Neandertals and humans each get a grip
By Bruce Bower
At Middle Eastern sites ranging from 140,000 to 50,000 years old, Neandertals and ancient humans left behind a puzzling legacy. Although, for many researchers, Neandertals’ brawny bodies, sloping faces, and other skeletal traits mark them as a separate species from modern Homo sapiens, the two groups in this region made virtually identical sharpened stone tools. That’s hardly a sign of a parting of the ways between species.
The key to unraveling this evolutionary paradox lies not in the nature of ancient implements but in the design of the hands that used them, according to a report in an upcoming Proceedings of the National Academy of Sciences.
An analysis of fossil hand remains, conducted by anthropologist Wesley A. Niewoehner of the University of New Mexico in Albuquerque, indicates that Neandertals from the Middle East and Europe had hands with a structure well-suited to gripping relatively broad objects, such as pieces of stone that they used to hammer flakes off smaller stones.
In contrast, according to Niewoehner, early H. sapiens in the Middle East resembled more-recent human populations by having hands better suited for gripping tools with handles and making precise finger movements.

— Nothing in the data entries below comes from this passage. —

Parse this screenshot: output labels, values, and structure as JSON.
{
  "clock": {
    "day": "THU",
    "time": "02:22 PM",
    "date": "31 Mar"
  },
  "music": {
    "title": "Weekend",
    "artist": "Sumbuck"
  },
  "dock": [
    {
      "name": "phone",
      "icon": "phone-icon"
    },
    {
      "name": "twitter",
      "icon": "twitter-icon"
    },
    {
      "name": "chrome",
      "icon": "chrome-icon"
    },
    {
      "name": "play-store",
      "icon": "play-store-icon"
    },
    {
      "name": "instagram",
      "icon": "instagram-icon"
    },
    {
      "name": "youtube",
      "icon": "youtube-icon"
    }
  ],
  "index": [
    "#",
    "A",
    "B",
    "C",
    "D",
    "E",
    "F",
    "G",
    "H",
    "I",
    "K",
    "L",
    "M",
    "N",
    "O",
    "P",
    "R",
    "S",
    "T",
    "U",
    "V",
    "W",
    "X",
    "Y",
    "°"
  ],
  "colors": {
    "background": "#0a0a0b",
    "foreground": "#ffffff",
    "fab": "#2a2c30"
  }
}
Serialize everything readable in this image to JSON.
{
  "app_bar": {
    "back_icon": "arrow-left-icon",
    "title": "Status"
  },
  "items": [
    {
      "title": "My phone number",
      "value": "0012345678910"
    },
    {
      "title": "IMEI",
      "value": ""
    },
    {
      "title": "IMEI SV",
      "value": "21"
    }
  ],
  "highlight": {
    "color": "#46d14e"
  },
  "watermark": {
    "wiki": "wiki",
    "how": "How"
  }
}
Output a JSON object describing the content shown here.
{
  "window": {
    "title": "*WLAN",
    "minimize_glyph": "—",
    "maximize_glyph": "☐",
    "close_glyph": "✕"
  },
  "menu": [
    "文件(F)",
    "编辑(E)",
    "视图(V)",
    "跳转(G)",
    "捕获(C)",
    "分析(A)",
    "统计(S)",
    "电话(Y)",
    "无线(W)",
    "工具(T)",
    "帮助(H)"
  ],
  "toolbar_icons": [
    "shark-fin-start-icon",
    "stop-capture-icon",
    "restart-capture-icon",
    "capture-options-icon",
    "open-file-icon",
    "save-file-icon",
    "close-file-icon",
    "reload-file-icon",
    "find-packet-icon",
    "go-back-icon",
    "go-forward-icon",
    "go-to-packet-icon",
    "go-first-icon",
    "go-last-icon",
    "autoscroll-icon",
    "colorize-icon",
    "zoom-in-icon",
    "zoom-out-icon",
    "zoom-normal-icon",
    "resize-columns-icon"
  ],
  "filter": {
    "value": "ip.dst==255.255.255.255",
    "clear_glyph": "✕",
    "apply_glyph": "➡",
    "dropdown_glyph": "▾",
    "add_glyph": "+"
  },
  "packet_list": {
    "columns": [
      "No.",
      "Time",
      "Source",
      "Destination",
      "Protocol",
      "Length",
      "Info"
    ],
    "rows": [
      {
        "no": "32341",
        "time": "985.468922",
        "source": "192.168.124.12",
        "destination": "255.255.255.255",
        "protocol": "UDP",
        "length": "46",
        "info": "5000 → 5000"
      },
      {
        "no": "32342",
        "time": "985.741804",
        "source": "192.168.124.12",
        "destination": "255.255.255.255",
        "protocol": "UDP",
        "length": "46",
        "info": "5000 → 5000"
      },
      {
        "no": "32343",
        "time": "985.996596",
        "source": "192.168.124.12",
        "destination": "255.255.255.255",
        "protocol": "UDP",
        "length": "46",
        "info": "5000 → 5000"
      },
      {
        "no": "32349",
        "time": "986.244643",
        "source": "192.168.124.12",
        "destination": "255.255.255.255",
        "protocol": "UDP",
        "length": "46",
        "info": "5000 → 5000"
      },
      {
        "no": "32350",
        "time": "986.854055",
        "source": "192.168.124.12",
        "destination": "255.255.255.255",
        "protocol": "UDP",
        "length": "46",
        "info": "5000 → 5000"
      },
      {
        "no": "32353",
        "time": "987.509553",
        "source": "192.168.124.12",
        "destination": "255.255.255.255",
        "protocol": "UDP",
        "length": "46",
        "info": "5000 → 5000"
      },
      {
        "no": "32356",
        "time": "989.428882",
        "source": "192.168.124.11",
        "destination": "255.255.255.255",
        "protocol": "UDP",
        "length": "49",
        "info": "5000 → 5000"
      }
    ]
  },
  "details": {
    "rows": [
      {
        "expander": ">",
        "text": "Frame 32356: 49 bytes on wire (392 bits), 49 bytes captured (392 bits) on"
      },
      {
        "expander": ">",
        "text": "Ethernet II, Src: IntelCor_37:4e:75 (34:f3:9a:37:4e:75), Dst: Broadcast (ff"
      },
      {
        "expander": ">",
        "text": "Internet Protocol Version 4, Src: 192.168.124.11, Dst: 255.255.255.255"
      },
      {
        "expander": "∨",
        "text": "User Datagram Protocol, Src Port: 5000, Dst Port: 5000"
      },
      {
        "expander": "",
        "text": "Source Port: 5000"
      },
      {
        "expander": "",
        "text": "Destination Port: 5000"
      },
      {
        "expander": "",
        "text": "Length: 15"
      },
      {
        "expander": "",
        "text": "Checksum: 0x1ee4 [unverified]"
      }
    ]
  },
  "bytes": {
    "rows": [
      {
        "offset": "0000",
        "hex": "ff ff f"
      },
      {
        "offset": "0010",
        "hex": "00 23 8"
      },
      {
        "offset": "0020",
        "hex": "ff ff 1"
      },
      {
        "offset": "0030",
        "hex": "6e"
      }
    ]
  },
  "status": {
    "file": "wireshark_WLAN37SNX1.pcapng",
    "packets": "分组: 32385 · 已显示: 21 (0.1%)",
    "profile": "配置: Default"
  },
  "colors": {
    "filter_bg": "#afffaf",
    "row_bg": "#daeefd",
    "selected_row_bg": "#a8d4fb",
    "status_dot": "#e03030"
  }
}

The existence of this so-called “precision grip” exclusively among ancient humans in the Middle East indicates that they used tools with handles much more frequently than their Neandertal neighbors did, Niewoehner theorizes.
Niewoehner used a computer program to generate and compare three-dimensional images of the joint surfaces of fossil finger and hand bones. His analysis focused on the 100,000-year-old remains of five H. sapiens individuals found in Israel. Other hand fossils came from six European and seven Middle Eastern Neandertals, as well as more than 30 humans dating from 30,000 years ago to the 20th century.
Niewoehner’s findings fit well with preliminary evidence that, compared with Neandertals, the ancient H. sapiens in the Middle East more frequently made handles for their stone implements and resharpened worn tool edges, says anthropologist Steven E. Churchill of Duke University in Durham, N.C., in a commentary slated to appear with the new report.
Other anatomical evidence indicates that Neandertals did more manipulation of objects with their mouths and more heavy lifting than humans did, adds anthropologist Erik Trinkaus of Washington University in St. Louis. The new data on hands add to suspicions that Neandertals and H. sapiens behaved differently 100,000 years ago, although neither population was dominant over the other, Trinkaus holds.
Archaeologist Ofer Bar-Yosef of Harvard University says that the behavioral implications of grip differences between Neandertals and ancient humans remain unclear. “Technical knowledge and teaching were critical to toolmaking, not just hand anatomy,” Bar-Yosef contends. He notes that around 30,000 years ago, European Neandertals made tools of equal quality to those of nearby humans.